Le sigle sindacali dei lavoratori di banca Mps tornano a farsi sentire in merito al nuovo Piano Industriale e alle dinamiche in corso, in vista del rinnovo degli organismi di governo societario.

"L'Istituto - premettono Fabi, First Cisl, Cgil Fisac, Uilca e Unisin - attraversa una fase delicata della propria storia, nella quale si intrecciano scelte di governance, prospettive proprietarie e decisioni relative alla futura guida manageriale. Le notizie sul rinnovo del Consiglio di Amministrazione e sull'annunciato avvicendamento al vertice della Banca, confermano l'apertura di una fase di transizione significativa che, pur rientrando nelle prerogative degli azionisti, non può essere circoscritta alla sola dimensione societaria: passaggi di questa portata incidono inevitabilmente sull'organizzazione del lavoro, sul clima interno e sull'equilibrio complessivo delle relazioni industriali".

"In momenti come questo diventa quindi essenziale preservare un metodo fondato su responsabilità reciproca, trasparenza e confronto effettivo" affermano le organizzazioni sindacali, che rivendicano "il proprio ruolo di rappresentanza e la piena legittimità a partecipare alla discussione sulle scelte che riguardano il futuro della Banca e delle persone che vi lavorano. In questa cornice si colloca la presentazione del Piano Industriale: un progetto destinato a orientare la strategia del Gruppo e a incidere su processo produttivo, professionalità e prospettive occupazionali, non può essere gestito come una comunicazione rivolta esclusivamente alla comunità finanziaria".

Il nodo, per le sigle, "riguarda il metodo. Nella storia del Monte dei Paschi il confronto tra azienda e sindacato ha rappresentato uno strumento fondamentale per governare passaggi complessi, mantenendo equilibrio e responsabilità. Questo patrimonio di relazioni industriali ha consentito nel tempo di affrontare trasformazioni profonde, senza compromettere la coesione aziendale".

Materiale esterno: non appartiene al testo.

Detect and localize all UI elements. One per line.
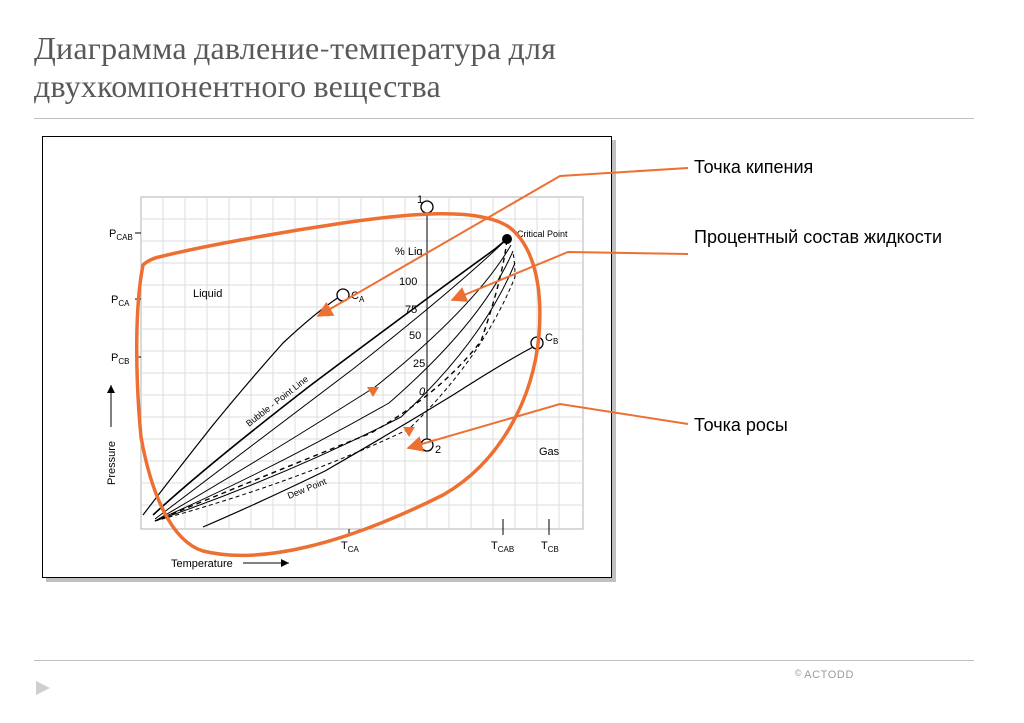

Per questo, è l'appello, "richiamiamo con chiarezza l'azienda alle proprie responsabilità. Il sindacato non intende rinunciare alla propria centralità negoziale rispetto a scelte strategiche che incidono sull'organizzazione del lavoro, sugli organici e sulle prospettive professionali e contrattuali dei Dipendenti. La pace sociale non è un presupposto automatico, né un dato acquisito. Essa nasce da relazioni industriali fondate su rispetto reciproco, ascolto e riconoscimento del ruolo delle parti. Quando questo equilibrio viene meno, non è in discussione soltanto il merito delle singole decisioni, ma l'assetto complessivo dei rapporti tra impresa e lavoro. Le Lavoratrici e i Lavoratori hanno sostenuto questo percorso con senso di responsabilità, professionalità e dedizione. Per questo meritano rispetto, chiarezza e certezze sulle prospettive future. Alla luce delle considerazioni espresse, le segreterie di coordinamento ribadiscono, con fermezza, la richiesta di un confronto immediato e sostanziale sulle scelte strategiche e sul Piano Industriale. L'azienda dispone oggi di interlocutori pienamente titolati a illustrare e discutere le decisioni assunte. È con questi interlocutori che siamo disponibili ad aprire, fin da subito, un confronto serio e trasparente".

"Qualora - concludono - tale confronto non dovesse realizzarsi con la necessaria celerità e adeguatezza, saranno valutate tutte le iniziative ritenute opportune, dalla consultazione delle lavoratrici e dei lavoratori fino alle eventuali forme di mobilitazione previste dall'ordinamento contrattuale. Il futuro di una banca non si determina soltanto nei mercati finanziari o nelle presentazioni agli investitori. Si costruisce ogni giorno attraverso il lavoro delle persone, che ne garantiscono la presenza nei territori e la solidità del rapporto con la clientela".